Marriage celebrant Josh Withers with a couple at a pop up wedding.
There is nothing in Australia's marriage legislation that says there must be a white dress, a photo of a cake being cut and a father "giving" his daughter away.
As more and more Australian couples decide that a traditional wedding may not be their preferred option, a growing number of couples are making up their own rules, like those preparing for pop-up weddings in Perth in June.
Pop-up weddings are the brain child of Brisbane-based marriage celebrant Josh Withers, who despite being in the industry for some time, only realised how constraining the generic idea of a wedding could be when he and his now-wife began planning their wedding 18 months ago.

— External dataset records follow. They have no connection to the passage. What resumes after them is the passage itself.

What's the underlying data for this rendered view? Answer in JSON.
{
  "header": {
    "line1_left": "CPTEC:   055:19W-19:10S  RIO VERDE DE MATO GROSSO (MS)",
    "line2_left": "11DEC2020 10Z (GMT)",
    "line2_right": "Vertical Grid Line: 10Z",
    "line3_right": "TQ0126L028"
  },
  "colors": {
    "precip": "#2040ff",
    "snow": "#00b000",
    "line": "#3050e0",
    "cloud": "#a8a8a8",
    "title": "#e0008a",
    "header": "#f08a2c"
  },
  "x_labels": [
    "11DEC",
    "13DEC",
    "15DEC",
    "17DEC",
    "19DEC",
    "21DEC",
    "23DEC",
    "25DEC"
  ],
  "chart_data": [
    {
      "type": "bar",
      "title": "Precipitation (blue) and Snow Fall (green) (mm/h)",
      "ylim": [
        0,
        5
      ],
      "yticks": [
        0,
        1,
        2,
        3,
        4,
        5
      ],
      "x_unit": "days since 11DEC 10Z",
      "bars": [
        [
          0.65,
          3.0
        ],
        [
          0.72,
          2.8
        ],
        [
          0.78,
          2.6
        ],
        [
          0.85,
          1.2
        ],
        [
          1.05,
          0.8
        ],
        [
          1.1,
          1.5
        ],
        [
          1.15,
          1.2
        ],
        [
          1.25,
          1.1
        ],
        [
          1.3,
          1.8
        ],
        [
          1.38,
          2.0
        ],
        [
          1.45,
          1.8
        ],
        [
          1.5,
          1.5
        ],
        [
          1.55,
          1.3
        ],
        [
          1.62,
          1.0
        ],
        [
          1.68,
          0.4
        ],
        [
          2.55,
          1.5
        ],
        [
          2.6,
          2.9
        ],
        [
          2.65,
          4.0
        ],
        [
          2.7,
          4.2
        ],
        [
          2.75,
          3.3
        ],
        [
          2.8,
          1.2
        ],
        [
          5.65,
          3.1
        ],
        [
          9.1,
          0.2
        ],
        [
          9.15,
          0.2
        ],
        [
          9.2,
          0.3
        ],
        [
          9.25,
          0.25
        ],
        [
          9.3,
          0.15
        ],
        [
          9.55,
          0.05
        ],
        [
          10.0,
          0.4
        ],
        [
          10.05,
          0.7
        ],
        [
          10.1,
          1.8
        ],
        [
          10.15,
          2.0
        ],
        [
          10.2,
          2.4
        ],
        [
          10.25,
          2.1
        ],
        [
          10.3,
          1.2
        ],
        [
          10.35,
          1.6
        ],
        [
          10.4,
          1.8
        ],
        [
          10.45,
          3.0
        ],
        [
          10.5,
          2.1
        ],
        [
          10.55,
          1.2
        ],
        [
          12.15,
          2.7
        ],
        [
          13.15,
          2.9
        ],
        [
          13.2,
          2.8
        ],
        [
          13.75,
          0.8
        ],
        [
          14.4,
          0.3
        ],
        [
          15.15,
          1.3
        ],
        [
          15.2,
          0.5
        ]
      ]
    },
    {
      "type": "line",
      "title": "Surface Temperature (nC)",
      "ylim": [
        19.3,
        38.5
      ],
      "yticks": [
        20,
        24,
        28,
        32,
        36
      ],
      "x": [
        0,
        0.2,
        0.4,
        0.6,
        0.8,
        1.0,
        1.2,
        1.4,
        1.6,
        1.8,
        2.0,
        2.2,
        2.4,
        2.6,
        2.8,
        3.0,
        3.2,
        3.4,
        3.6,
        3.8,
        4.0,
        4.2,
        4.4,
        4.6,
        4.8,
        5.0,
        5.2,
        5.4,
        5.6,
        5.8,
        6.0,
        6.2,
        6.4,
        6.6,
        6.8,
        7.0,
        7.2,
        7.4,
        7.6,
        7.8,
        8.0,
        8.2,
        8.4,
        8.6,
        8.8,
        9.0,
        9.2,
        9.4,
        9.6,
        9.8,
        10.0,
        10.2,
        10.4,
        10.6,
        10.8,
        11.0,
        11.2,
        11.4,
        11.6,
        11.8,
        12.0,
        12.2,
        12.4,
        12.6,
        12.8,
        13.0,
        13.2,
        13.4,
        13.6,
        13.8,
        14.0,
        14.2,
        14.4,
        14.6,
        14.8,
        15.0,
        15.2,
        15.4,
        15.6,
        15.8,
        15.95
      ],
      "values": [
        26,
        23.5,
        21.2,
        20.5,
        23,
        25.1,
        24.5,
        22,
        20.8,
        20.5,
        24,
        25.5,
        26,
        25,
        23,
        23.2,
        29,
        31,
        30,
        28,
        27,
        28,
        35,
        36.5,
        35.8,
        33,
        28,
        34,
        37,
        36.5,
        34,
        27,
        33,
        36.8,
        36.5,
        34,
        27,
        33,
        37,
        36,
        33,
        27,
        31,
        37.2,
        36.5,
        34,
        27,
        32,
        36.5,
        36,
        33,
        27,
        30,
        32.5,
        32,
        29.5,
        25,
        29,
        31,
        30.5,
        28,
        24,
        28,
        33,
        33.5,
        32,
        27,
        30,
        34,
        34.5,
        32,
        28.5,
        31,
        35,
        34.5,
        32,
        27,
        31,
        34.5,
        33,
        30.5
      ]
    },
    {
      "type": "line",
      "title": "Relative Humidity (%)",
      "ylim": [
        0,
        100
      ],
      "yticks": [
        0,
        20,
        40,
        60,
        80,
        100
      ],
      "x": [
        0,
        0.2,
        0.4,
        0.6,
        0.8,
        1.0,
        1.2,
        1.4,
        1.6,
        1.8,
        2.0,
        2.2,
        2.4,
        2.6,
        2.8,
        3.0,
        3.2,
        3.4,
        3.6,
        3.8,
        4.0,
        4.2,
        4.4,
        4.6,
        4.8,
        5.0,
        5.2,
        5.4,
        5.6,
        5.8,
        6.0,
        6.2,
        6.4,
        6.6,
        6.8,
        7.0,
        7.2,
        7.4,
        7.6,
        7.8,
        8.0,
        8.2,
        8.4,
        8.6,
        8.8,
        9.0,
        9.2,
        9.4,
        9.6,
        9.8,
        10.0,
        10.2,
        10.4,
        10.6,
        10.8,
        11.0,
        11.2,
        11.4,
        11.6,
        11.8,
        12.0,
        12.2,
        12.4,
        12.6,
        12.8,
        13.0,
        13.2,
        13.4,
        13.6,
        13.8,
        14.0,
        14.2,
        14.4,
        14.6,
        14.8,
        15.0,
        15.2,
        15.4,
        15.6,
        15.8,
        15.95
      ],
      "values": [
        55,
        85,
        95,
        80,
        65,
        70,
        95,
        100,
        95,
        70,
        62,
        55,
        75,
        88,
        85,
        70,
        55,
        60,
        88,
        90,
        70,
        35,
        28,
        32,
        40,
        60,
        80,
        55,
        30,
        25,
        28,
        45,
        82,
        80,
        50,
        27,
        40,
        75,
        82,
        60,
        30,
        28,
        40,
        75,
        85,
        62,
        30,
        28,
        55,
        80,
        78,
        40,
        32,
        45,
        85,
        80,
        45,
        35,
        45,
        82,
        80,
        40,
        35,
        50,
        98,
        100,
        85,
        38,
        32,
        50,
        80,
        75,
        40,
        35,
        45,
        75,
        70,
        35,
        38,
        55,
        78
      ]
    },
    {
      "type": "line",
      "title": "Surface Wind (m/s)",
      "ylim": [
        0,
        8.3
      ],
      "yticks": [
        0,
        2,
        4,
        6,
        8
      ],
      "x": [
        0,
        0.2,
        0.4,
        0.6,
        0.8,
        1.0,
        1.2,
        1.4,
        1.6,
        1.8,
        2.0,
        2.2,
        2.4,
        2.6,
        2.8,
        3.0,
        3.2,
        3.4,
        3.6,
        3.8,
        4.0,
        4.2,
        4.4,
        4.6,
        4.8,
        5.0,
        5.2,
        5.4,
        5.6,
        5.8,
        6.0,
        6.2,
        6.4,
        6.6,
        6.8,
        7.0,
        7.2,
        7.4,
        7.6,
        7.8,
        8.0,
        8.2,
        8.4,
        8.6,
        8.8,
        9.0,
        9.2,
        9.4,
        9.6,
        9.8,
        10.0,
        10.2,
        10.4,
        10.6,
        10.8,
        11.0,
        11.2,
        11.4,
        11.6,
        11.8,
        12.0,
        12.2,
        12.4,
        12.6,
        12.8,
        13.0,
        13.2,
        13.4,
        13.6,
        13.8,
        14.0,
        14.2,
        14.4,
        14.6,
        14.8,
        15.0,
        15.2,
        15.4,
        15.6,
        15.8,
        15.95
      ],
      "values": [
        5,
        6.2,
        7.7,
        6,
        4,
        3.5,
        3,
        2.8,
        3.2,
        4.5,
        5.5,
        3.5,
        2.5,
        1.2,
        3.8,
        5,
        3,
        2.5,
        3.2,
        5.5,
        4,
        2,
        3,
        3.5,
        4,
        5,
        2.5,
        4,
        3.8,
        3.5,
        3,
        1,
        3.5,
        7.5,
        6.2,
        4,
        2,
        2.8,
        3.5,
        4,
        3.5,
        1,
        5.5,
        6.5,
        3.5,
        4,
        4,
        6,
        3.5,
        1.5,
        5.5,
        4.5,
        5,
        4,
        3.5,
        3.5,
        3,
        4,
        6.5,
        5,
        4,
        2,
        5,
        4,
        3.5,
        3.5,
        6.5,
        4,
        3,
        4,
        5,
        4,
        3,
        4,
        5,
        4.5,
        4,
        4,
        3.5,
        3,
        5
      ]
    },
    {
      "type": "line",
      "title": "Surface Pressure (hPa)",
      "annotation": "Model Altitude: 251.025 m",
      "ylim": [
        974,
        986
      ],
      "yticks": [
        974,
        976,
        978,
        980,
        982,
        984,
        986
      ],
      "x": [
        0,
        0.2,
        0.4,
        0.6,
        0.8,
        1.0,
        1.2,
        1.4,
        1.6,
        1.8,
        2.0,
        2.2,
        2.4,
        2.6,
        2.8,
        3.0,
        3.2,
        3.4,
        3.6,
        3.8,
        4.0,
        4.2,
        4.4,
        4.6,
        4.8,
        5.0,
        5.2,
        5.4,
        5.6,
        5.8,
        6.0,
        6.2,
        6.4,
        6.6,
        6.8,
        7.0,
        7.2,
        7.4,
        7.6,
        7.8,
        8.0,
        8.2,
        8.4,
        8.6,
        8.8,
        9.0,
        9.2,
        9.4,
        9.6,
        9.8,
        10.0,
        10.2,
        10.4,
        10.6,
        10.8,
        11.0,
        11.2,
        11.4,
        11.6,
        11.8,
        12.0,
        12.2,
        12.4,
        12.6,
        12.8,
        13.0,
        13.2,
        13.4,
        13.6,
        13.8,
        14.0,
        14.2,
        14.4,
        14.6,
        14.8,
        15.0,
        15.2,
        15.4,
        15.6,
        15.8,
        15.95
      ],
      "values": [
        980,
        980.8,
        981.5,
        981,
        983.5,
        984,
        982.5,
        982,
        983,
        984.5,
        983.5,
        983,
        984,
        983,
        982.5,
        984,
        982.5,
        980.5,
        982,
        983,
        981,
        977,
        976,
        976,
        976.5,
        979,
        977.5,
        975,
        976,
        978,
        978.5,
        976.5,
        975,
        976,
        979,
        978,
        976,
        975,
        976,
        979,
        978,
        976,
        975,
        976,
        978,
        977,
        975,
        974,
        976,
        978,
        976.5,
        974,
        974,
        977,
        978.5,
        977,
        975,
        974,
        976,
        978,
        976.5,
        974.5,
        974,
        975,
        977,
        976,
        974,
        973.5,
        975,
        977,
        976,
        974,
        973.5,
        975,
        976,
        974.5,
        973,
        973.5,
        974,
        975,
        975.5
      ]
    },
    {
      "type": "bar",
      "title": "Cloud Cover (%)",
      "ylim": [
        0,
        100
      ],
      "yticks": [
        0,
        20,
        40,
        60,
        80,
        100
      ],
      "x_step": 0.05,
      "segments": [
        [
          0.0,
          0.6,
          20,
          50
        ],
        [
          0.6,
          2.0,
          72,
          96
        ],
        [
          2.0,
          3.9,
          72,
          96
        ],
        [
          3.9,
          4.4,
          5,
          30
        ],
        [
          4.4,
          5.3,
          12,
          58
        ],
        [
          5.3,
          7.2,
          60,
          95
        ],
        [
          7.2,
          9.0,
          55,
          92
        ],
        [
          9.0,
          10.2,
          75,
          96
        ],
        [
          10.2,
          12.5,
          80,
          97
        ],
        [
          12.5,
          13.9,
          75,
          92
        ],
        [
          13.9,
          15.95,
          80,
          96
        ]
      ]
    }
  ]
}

A couple are married at a pop up wedding.
"The idea is really simple - for some people, getting married is a little prohibitive," Mr Withers said.

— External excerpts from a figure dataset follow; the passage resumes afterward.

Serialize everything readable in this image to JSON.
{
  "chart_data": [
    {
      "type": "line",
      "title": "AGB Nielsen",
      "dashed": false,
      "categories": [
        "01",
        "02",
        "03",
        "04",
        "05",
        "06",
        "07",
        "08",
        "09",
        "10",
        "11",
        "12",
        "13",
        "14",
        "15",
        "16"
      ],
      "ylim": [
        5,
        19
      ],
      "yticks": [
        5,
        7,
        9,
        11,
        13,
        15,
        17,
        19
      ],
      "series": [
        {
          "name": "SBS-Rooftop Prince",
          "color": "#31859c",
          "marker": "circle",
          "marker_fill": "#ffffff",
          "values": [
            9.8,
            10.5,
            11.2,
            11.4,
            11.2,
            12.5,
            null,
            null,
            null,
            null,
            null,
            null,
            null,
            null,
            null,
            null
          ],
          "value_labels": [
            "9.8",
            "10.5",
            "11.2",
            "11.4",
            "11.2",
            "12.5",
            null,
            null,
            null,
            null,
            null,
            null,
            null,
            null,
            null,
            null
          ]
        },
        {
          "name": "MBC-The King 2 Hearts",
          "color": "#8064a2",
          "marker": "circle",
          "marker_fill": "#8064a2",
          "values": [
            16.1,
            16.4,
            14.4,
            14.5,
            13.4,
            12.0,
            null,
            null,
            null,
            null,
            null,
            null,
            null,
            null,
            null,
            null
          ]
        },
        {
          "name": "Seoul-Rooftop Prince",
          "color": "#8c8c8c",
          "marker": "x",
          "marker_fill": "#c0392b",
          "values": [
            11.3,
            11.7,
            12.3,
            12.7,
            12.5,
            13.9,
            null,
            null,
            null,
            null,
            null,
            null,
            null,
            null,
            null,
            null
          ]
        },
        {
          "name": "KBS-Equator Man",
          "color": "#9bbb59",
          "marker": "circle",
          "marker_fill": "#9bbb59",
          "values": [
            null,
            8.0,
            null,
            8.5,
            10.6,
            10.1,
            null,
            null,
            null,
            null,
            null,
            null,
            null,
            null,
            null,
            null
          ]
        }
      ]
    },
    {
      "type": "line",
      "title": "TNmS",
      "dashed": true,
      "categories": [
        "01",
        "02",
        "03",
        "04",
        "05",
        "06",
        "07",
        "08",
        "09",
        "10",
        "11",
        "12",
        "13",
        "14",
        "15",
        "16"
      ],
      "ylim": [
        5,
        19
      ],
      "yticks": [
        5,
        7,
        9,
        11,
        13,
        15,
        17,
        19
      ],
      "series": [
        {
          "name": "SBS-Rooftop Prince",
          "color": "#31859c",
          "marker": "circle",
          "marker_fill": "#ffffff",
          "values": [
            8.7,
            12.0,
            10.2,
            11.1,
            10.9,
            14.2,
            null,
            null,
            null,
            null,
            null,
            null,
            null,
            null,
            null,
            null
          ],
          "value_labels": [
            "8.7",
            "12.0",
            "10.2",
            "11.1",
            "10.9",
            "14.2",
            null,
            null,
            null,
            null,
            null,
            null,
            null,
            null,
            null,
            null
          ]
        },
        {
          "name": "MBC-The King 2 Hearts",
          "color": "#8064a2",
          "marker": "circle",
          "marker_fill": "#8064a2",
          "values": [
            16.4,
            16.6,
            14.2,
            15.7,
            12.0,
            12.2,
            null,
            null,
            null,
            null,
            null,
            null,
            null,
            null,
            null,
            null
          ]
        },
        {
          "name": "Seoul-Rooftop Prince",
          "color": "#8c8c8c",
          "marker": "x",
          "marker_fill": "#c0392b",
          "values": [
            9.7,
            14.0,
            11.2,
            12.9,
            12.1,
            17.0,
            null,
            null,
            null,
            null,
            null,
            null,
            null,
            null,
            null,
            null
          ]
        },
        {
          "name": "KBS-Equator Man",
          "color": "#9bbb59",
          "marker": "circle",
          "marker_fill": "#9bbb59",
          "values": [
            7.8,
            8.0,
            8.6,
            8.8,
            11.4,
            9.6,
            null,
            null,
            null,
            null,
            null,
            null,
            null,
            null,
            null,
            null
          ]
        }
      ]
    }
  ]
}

The five couples who have so far pre-registered to get married in pop-up weddings in Perth on June 2 will have a ceremony which runs for about five or 10 minutes before having professional photographs taken with a number of boho-chic style backdrops.

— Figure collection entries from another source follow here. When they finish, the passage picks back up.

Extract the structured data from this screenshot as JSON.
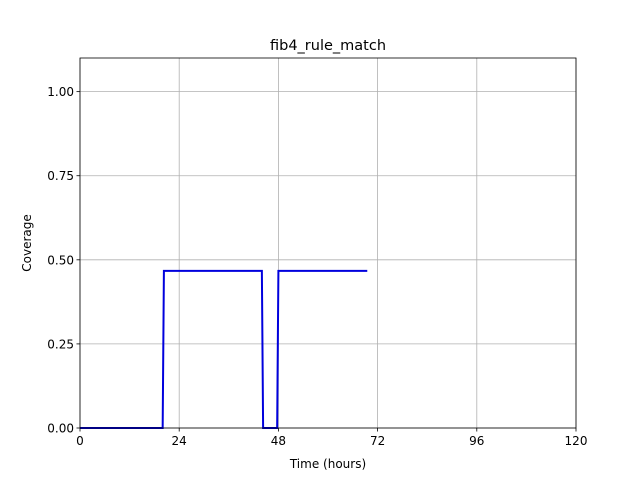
{
  "chart_data": {
    "type": "line",
    "title": "fib4_rule_match",
    "xlabel": "Time (hours)",
    "ylabel": "Coverage",
    "xlim": [
      0,
      120
    ],
    "ylim": [
      0,
      1.1
    ],
    "xticks": [
      0,
      24,
      48,
      72,
      96,
      120
    ],
    "yticks": [
      0.0,
      0.25,
      0.5,
      0.75,
      1.0
    ],
    "xtick_labels": [
      "0",
      "24",
      "48",
      "72",
      "96",
      "120"
    ],
    "ytick_labels": [
      "0.00",
      "0.25",
      "0.50",
      "0.75",
      "1.00"
    ],
    "grid": true,
    "series": [
      {
        "color": "#0000dd",
        "x": [
          0,
          20,
          20.3,
          44,
          44.3,
          47.7,
          48,
          69.5
        ],
        "y": [
          0,
          0,
          0.467,
          0.467,
          0,
          0,
          0.467,
          0.467
        ]
      }
    ]
  }
}
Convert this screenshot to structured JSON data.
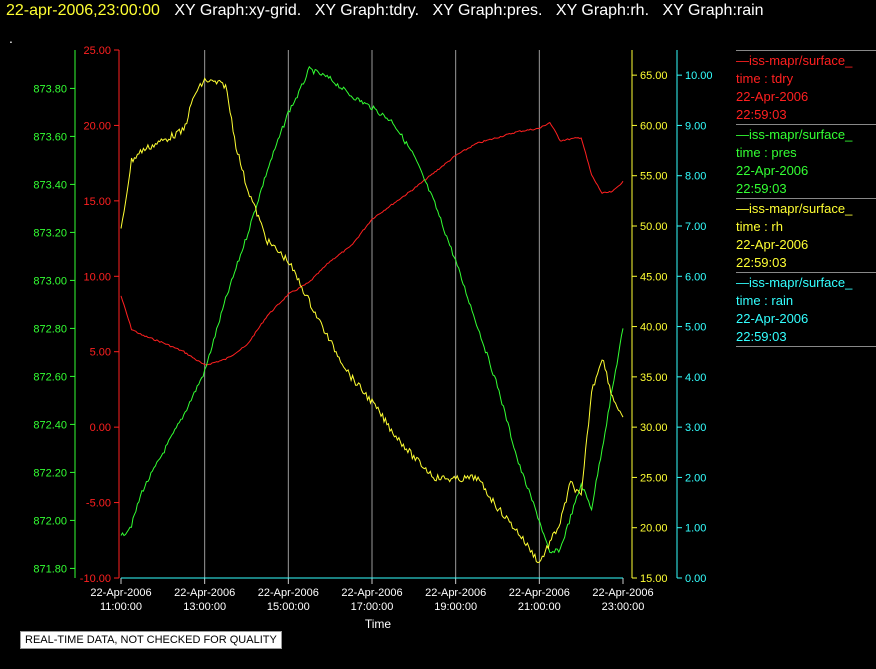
{
  "header": {
    "timestamp": "22-apr-2006,23:00:00",
    "graph_titles": [
      "XY Graph:xy-grid.",
      "XY Graph:tdry.",
      "XY Graph:pres.",
      "XY Graph:rh.",
      "XY Graph:rain"
    ]
  },
  "dot_text": ".",
  "disclaimer": "REAL-TIME DATA, NOT CHECKED FOR QUALITY",
  "legend": [
    {
      "source": "—iss-mapr/surface_",
      "label": "time : tdry",
      "date": "22-Apr-2006",
      "time": "22:59:03",
      "color": "#ff2020"
    },
    {
      "source": "—iss-mapr/surface_",
      "label": "time : pres",
      "date": "22-Apr-2006",
      "time": "22:59:03",
      "color": "#33ff33"
    },
    {
      "source": "—iss-mapr/surface_",
      "label": "time : rh",
      "date": "22-Apr-2006",
      "time": "22:59:03",
      "color": "#ffff33"
    },
    {
      "source": "—iss-mapr/surface_",
      "label": "time : rain",
      "date": "22-Apr-2006",
      "time": "22:59:03",
      "color": "#33ffff"
    }
  ],
  "chart_data": {
    "type": "line",
    "xlabel": "Time",
    "x_ticks": [
      {
        "date": "22-Apr-2006",
        "time": "11:00:00"
      },
      {
        "date": "22-Apr-2006",
        "time": "13:00:00"
      },
      {
        "date": "22-Apr-2006",
        "time": "15:00:00"
      },
      {
        "date": "22-Apr-2006",
        "time": "17:00:00"
      },
      {
        "date": "22-Apr-2006",
        "time": "19:00:00"
      },
      {
        "date": "22-Apr-2006",
        "time": "21:00:00"
      },
      {
        "date": "22-Apr-2006",
        "time": "23:00:00"
      }
    ],
    "xlim": [
      "22-Apr-2006 11:00:00",
      "22-Apr-2006 23:00:00"
    ],
    "grid": "vertical",
    "axes": {
      "pres": {
        "color": "#33ff33",
        "side": "left",
        "ylim": [
          871.76,
          873.96
        ],
        "ticks": [
          "871.80",
          "872.00",
          "872.20",
          "872.40",
          "872.60",
          "872.80",
          "873.00",
          "873.20",
          "873.40",
          "873.60",
          "873.80"
        ]
      },
      "tdry": {
        "color": "#ff2020",
        "side": "left",
        "ylim": [
          -10,
          25
        ],
        "ticks": [
          "-10.00",
          "-5.00",
          "0.00",
          "5.00",
          "10.00",
          "15.00",
          "20.00",
          "25.00"
        ]
      },
      "rh": {
        "color": "#ffff33",
        "side": "right",
        "ylim": [
          15.0,
          67.5
        ],
        "ticks": [
          "15.00",
          "20.00",
          "25.00",
          "30.00",
          "35.00",
          "40.00",
          "45.00",
          "50.00",
          "55.00",
          "60.00",
          "65.00"
        ]
      },
      "rain": {
        "color": "#33ffff",
        "side": "right",
        "ylim": [
          0,
          10.5
        ],
        "ticks": [
          "0.00",
          "1.00",
          "2.00",
          "3.00",
          "4.00",
          "5.00",
          "6.00",
          "7.00",
          "8.00",
          "9.00",
          "10.00"
        ]
      }
    },
    "series": [
      {
        "name": "time : tdry",
        "axis": "tdry",
        "color": "#ff2020",
        "x": [
          "11:00",
          "11:15",
          "11:30",
          "12:00",
          "12:30",
          "13:00",
          "13:30",
          "14:00",
          "14:30",
          "15:00",
          "15:30",
          "16:00",
          "16:30",
          "17:00",
          "17:30",
          "18:00",
          "18:30",
          "19:00",
          "19:30",
          "20:00",
          "20:30",
          "21:00",
          "21:15",
          "21:30",
          "22:00",
          "22:15",
          "22:30",
          "22:45",
          "23:00"
        ],
        "y": [
          8.7,
          6.5,
          6.1,
          5.6,
          5.0,
          4.1,
          4.5,
          5.4,
          7.4,
          8.8,
          9.6,
          11.0,
          12.0,
          13.8,
          14.8,
          15.8,
          16.9,
          18.0,
          18.8,
          19.2,
          19.6,
          19.8,
          20.2,
          19.0,
          19.2,
          16.7,
          15.5,
          15.6,
          16.3
        ]
      },
      {
        "name": "time : pres",
        "axis": "pres",
        "color": "#33ff33",
        "x": [
          "11:00",
          "11:15",
          "11:30",
          "12:00",
          "12:30",
          "13:00",
          "13:30",
          "14:00",
          "14:30",
          "15:00",
          "15:15",
          "15:30",
          "16:00",
          "16:30",
          "17:00",
          "17:30",
          "18:00",
          "18:30",
          "19:00",
          "19:30",
          "20:00",
          "20:30",
          "21:00",
          "21:15",
          "21:30",
          "22:00",
          "22:15",
          "22:30",
          "22:45",
          "23:00"
        ],
        "y": [
          871.93,
          871.98,
          872.12,
          872.28,
          872.44,
          872.62,
          872.92,
          873.18,
          873.46,
          873.7,
          873.78,
          873.88,
          873.84,
          873.77,
          873.72,
          873.66,
          873.52,
          873.32,
          873.08,
          872.82,
          872.56,
          872.24,
          872.0,
          871.86,
          871.88,
          872.15,
          872.05,
          872.3,
          872.55,
          872.8
        ]
      },
      {
        "name": "time : rh",
        "axis": "rh",
        "color": "#ffff33",
        "x": [
          "11:00",
          "11:15",
          "11:30",
          "12:00",
          "12:30",
          "12:45",
          "13:00",
          "13:30",
          "13:45",
          "14:00",
          "14:30",
          "15:00",
          "15:30",
          "16:00",
          "16:30",
          "17:00",
          "17:30",
          "18:00",
          "18:30",
          "19:00",
          "19:30",
          "20:00",
          "20:30",
          "21:00",
          "21:30",
          "21:45",
          "22:00",
          "22:15",
          "22:30",
          "22:45",
          "23:00"
        ],
        "y": [
          49.5,
          56.5,
          57.5,
          58.5,
          59.5,
          63.0,
          64.5,
          64.0,
          58.0,
          54.0,
          48.5,
          46.5,
          42.5,
          38.5,
          35.0,
          32.5,
          29.5,
          27.0,
          25.0,
          24.8,
          25.0,
          22.0,
          19.5,
          16.5,
          20.5,
          24.5,
          23.0,
          33.5,
          37.0,
          33.0,
          31.0
        ]
      },
      {
        "name": "time : rain",
        "axis": "rain",
        "color": "#33ffff",
        "x": [
          "11:00",
          "23:00"
        ],
        "y": [
          0.0,
          0.0
        ]
      }
    ]
  }
}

Each couple is scheduled to be married and photographed in hour-slots at Chapel Farm, a venue with a rural setting in Middle Swan, before they walk away after 60 minutes as husband and wife.
Couples will need to factor in the cost of a dress or any other items that they want to make the day special but the cost of getting married and photographed at the pop-up weddings is just under $1000.
Mr Withers said about six per cent of people who planned a wedding last year did not have one; while some may have headed to the registry, others stated finances and social burdens as reasons they didn't go through with planned weddings.
Depending on which bridal survey the figures come from, the average Australian wedding costs anything from $27,000 to $54,000.
"And in reality the registry is pretty bland; it's really not quite as romantic as you'd hope," Mr Withers said.
"I thought maybe you could have more of a fun, glamorous day than the registry but make more of a day of it."
The only rule that needs to be followed is that couples sign up a month in advance to meet legal requirements.
Mr Withers said couples should not feel bound by the traditional idea of weddings and should instead do what they are comfortable with and what made them happy.
Perth will host the second pop-up wedding day held by the Pop-Up Wedding team, the first was held in Brisbane earlier this year.
Curtin University cultural studies expert Jon Stratton said while the idea of simplifying weddings was often tempting for people, most couples were drawn to tradition.
He said pop-up weddings were not likely to become more than a "niche" part of the bridal industry.
"I think people on the whole, like traditional weddings," Professor Stratton said.
"They like that sense of ritual and everything that goes along with it, the speeches, the white dress and that formality of a wedding that gives it gravitas, a very specific ritual that acknowledges to the world that you are married.
"Some say, 'why should we spend $30,000 on a wedding when it could be a deposit for a house', but it's all about romance, what they had wanted since they were young and most end up going for the traditional wedding anyway."